Usahaku sia-sia. Telepon
itu sudah ditutup. Aku panik dan bingung harus bagaimana. Untunglah ada ibu
yang menenangkanku. Dengan perasaan yang campur aduk, ayah dan ibu menemaniku
ke rumah sakit untuk memenuhi permintaan tante Diana.
***
Keadaan Cika sangat
parah. Semua luka di sekujur tubuhnya harus dijahit. Bahkan, kaki sebelah
kanannya juga harus diamputasi karena tulang di dalamnya remuk. Mungkin
tertimpa besi berat. Dari paman Cika yang hanya mengalami luka ringan, aku
mendengar kronologis kecelakaan tragis itu. Ternyata Cika dan keluarganya tak
sampai ke pantai hari itu karena dua mobil yang ditumpangi mereka mengalami
kecelakaan beruntun. Dua mobil itu
terjepit oleh satu mobil truk di bagian depan dan satu mobil tanki di bagian
belakang hingga kondisinya tak dapat lagi dibayangkan. Namun, hanya Cika yang
mengalami luka paling parah.
Air mata terus mengalir
di pipiku. Aku tak mampu lagi berpikir. Ayah dan ibu memapahku ke ruang UGD
tempat Cika terbaring lemah. Di sampingnya ada tante Diana yang tangan, kaki,
dan kepalanya dipenuhi balutan perban.
“Lili,” kata tante
Diana lirih setelah melihatku.
“Tante,” kataku
terbata. Tak kusadar aku langsung memeluknya. Kami menangis tak kuasa menahan
pilu.
“Cika sempat sadar
beberapa menit dan meminta Lili datang ke sini. Tapi, sekarang Cika tidak
sadarkan diri lagi, Li,” ucap Tante Diana sambil tersedu.
“Tante sabar, ya.”
Sebetulnya kata-kataku kutujukan pada diriku sendiri.
Baru beberapa detik aku
menyelesaikan kata-kataku, jemari Cika tampak bergerak. Terdengar lirihan lemah
dari mulutnya yang tertutup masker oksigen. Aku beranjak mendekatinya. Kuraih
dan kugenggam jemari tangannya. Matanya masih tertutup.

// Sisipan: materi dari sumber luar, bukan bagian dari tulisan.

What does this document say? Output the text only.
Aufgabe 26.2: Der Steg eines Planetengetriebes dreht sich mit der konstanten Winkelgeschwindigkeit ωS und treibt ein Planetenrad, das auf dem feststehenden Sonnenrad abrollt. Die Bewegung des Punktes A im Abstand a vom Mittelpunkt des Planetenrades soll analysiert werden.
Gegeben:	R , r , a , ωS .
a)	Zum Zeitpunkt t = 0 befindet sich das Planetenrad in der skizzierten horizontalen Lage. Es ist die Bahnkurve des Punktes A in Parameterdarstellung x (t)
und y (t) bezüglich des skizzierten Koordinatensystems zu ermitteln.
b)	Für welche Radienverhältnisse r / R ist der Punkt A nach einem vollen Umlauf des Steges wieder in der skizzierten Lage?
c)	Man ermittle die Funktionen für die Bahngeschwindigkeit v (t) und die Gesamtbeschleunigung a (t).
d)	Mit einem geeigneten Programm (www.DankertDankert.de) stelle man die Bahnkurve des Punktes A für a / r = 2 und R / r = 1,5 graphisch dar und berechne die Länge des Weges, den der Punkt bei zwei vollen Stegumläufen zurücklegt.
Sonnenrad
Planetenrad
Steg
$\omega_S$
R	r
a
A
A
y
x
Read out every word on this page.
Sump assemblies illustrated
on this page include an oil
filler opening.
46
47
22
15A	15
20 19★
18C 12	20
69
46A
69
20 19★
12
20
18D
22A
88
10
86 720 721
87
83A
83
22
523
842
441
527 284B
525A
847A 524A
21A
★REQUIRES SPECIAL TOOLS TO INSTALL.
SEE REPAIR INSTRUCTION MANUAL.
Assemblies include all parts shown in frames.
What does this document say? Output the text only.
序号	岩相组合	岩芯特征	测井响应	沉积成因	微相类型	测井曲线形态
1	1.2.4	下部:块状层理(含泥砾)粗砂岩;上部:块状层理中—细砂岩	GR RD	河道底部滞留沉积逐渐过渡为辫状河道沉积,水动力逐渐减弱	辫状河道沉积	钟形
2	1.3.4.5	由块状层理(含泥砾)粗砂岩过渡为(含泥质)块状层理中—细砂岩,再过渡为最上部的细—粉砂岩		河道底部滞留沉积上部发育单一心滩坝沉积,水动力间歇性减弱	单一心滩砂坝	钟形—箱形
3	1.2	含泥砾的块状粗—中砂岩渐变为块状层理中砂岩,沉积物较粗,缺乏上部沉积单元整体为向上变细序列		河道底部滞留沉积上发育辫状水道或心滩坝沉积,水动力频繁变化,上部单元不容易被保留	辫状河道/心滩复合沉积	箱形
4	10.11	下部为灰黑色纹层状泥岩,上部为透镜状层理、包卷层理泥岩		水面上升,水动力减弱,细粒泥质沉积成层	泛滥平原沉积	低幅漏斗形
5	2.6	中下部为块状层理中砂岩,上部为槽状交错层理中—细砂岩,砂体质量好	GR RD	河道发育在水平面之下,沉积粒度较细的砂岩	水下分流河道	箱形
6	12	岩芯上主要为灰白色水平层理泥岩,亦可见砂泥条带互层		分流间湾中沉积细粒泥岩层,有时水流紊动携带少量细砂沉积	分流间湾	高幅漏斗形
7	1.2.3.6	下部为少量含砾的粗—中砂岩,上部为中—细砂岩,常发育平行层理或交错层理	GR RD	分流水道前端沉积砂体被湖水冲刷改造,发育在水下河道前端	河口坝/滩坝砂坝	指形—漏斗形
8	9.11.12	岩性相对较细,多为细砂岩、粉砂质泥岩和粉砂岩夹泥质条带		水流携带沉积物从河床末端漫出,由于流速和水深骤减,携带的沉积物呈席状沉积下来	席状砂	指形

Tapi tersirat seolah ia
mengetahui kehadiranku.
“Cika,” lirihku pelan.
Kali ini bibirnya
tampak menyunggingkan senyum. Beberapa saat kemudian aku merasakan ia membalas
genggaman tanganku. Cika memegang erat tanganku sambil tetap tersenyum. Aku
merasa mendapat kekuatan seperti yang selama ini selalu Cika berikan di setiap
kebersamaan kami. Dengan kecerdasan dan kebaikan hatinya, Cika memang selalu
mampu menjadi motivator bagiku. Hal yang sebelumnya kukira bisa kuberikan
padanya.
Saat pikiranku
menerawang. Tiba-tiba genggaman tangan Cika melemah. Alat deteksi jantung di
samping tempat tidurnya berbunyi nyaring dan panjang. Semua yang ada di ruang
itu memanggil namanya. Aku tak kuasa menahan diri. Tangisanku meledak. Dokter
yang berusaha memacu jantung Cika hanya terlihat pasrah. Cika tak tertolong. Cika
pergi meninggalkanku untuk selamanya. Senyum terakhir Cika masih menghias di
bibirnya. Ia seolah menyampaikan pesan bahwa kematian pasti akan terjadi.
Perpisahan adalah suatu keharusan yang tak dapat dielakkan. Cika pergi
meninggalkan banyak kenangan yang tak tahu harus kubagi pada siapa. Aku tak
tahu apakah aku mampu membangun kembali sebuah persahabatan.